As for Tom Glavine, he pitched very well, for a long, long time, on one of the greatest runs by an organization that any sport has ever seen.  He made it to the postseason several times because of the talent of he and his supporting cast.  And during his time in October, he performed incredibly well.  To the tune of a 3.30 ERA in 218 innings.  And that probably meant his opponents were better than average offenses than he faced in the regular season, given that they were good enough to qualify for postseason play.

But listen to some of the deserving  names for the potential 2014 Hall of Fame ballot:

Craig Biggio, Jeff Bagwell, Mike Piazza, Tim Raines, Curt Schilling, Roger Clemens, Barry Bonds, Edgar Martinez, Alan Trammell, McGwire, Frank Thomas, Mike Mussina and Jeff Kent.

Then you have a few outsiders that aren’t quite in the same caliber: Sammy Sosa, Jack Morris, Rafael Palmeiro, etc.

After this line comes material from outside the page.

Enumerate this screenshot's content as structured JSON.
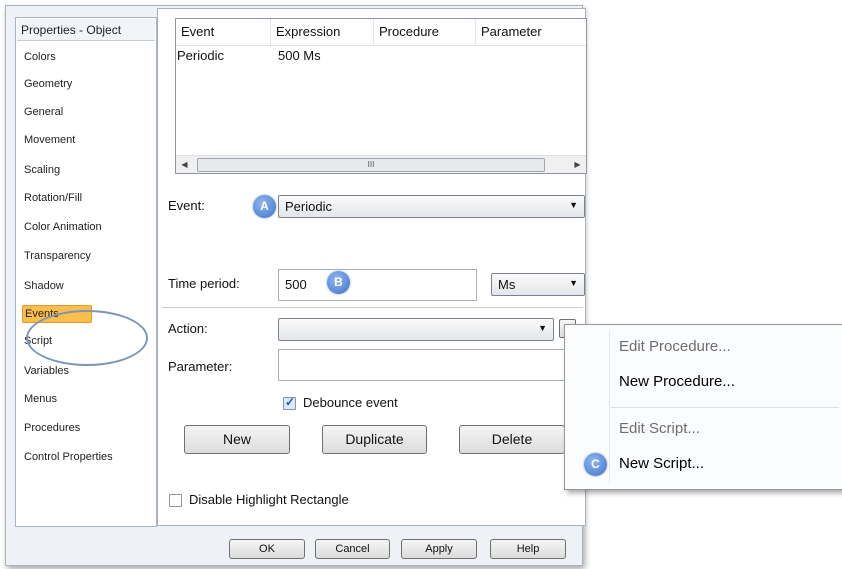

There are so many more deserving players than Glavine in next year’s class.  But there are clouds overhead with many of them.  And Glavine doesn’t have a cloud following him around wherever he goes.

I expect Glavine to get voted in:  305 wins.  No storm-cloud.  Played for a great, winning organization.  Seemed to be well-liked by anyone that came across him.  Or at least I know of no incidents surrounding him.

This will be why Tom Glavine gets into the Hall of Fame.  Because of very good pitching, along with very well-known variables by anyone that knows anything about Tom Glavine.

But I don’t think he should be inducted.  He was never an exceptional pitcher.  It wouldn’t be an egregious decision by any means.  And he wouldn’t be the worst player in the Hall of Fame

But the most exceptional thing about Tom Glavine’s career was that he, or anyone for that matter, could pitch that well, for that long.